Videregående matematikk og optimering

The course will make students better suited to meeting the demands in mathematics, which they will face in other upper-bachelor and master-level economics courses.

The course deals with linear algebra, the functions of several variables, comparative statistics and optimization with several variables and restrictions. In optimization, the Lagrange and Kuhn-Tucker methods are the main points of focus.

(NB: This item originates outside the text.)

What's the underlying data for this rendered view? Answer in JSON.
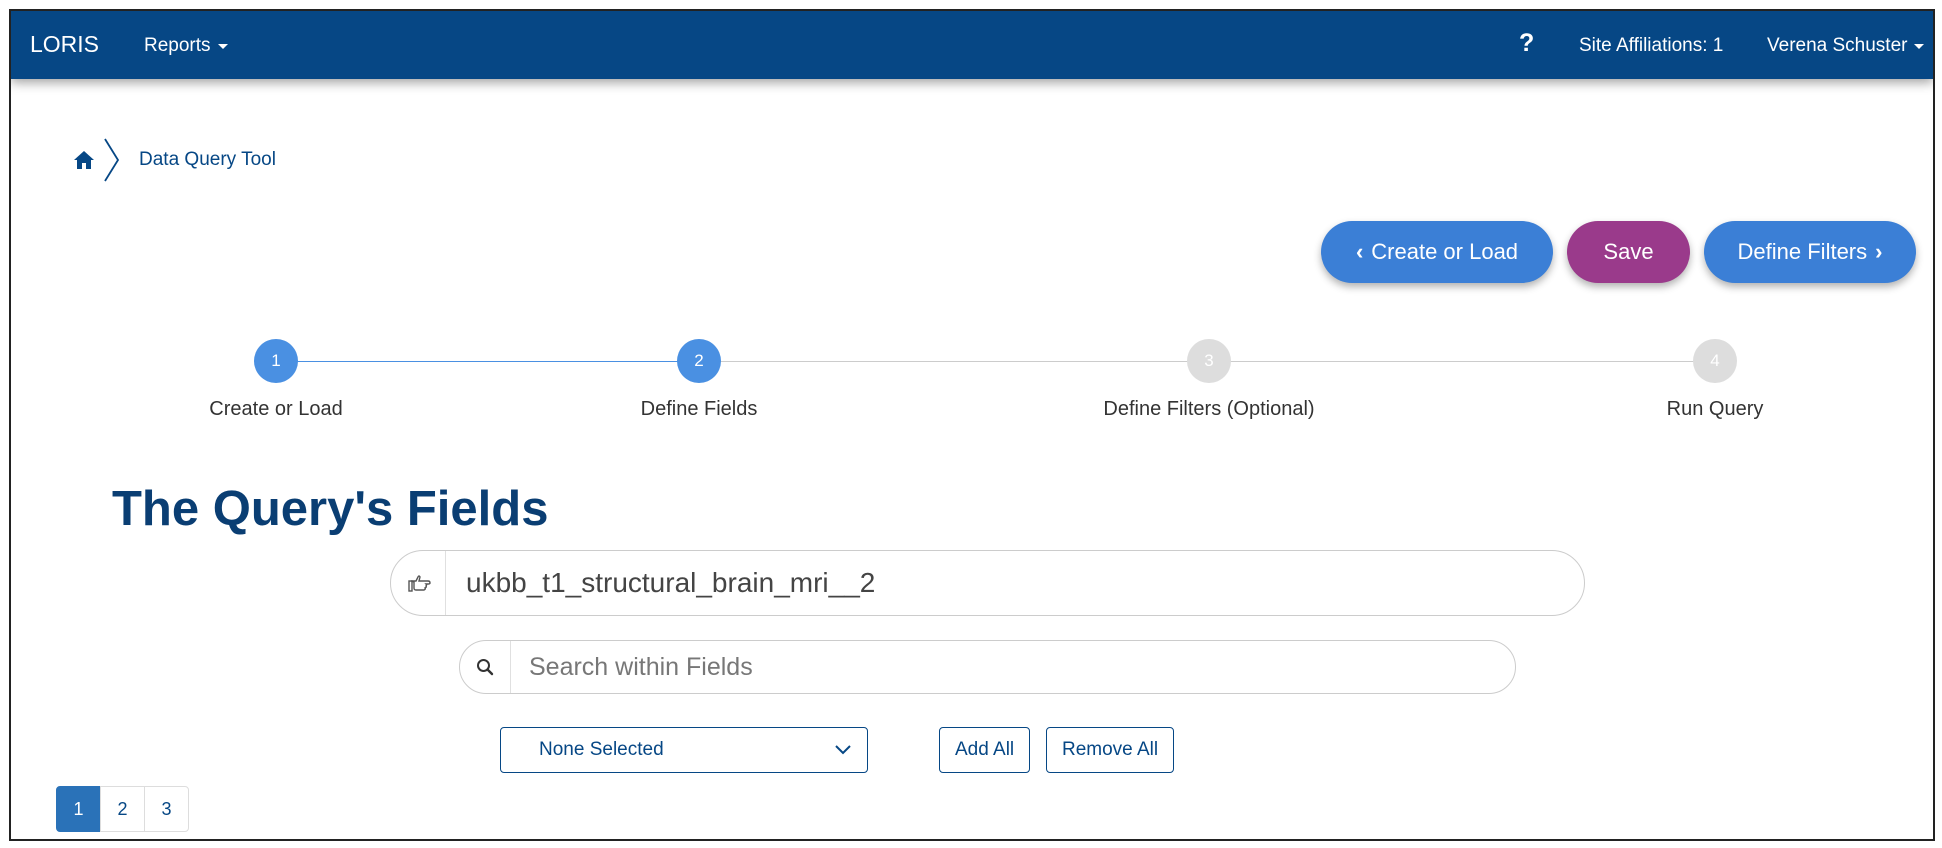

A student who has completed the course should have the following learning outcomes defined in terms of knowledge, skills and general competence:

Knowledge

The student can ...

• comprehend the following conversions and concepts within linear algebra: Addition, subtraction and scalar multiplication of vectors, vector length, distance between vectors and inner product between vectors, lines and planes, hyperplanes in parametric and non-parametric representation, linear independence.
• give a description of: square shapes, positive and negative semidefinite matrices, convex amounts and functions.
• distinguish constraint and no constrain optimization problems as well as dynamic and non-dynamic optimization problems.
• reflect on the necessary conditions for global or local maxima‘s and minima‘s.
• discuss the application of the envelope theory for optimization problems in economics.

Skills 

The student can ...

• apply addition and multiplication of matrices, the identity matrix, inverse matrix and linear equation system on matrix form. The student should be able to determine the rank of an array to classify linear equation systems. They should also be able to calculate determinants and be able to use Cramer's rules for linear equations.
• apply partial derivative, total differential, gradient vector and directional derivative as well as implicit derivation, second order partial derivative and hesseian matrix. The student should be able to use comparative statistics on an equation system.
• apply Lagrange and Kuhn-Tucker methods for solving optimization problems with restrictions.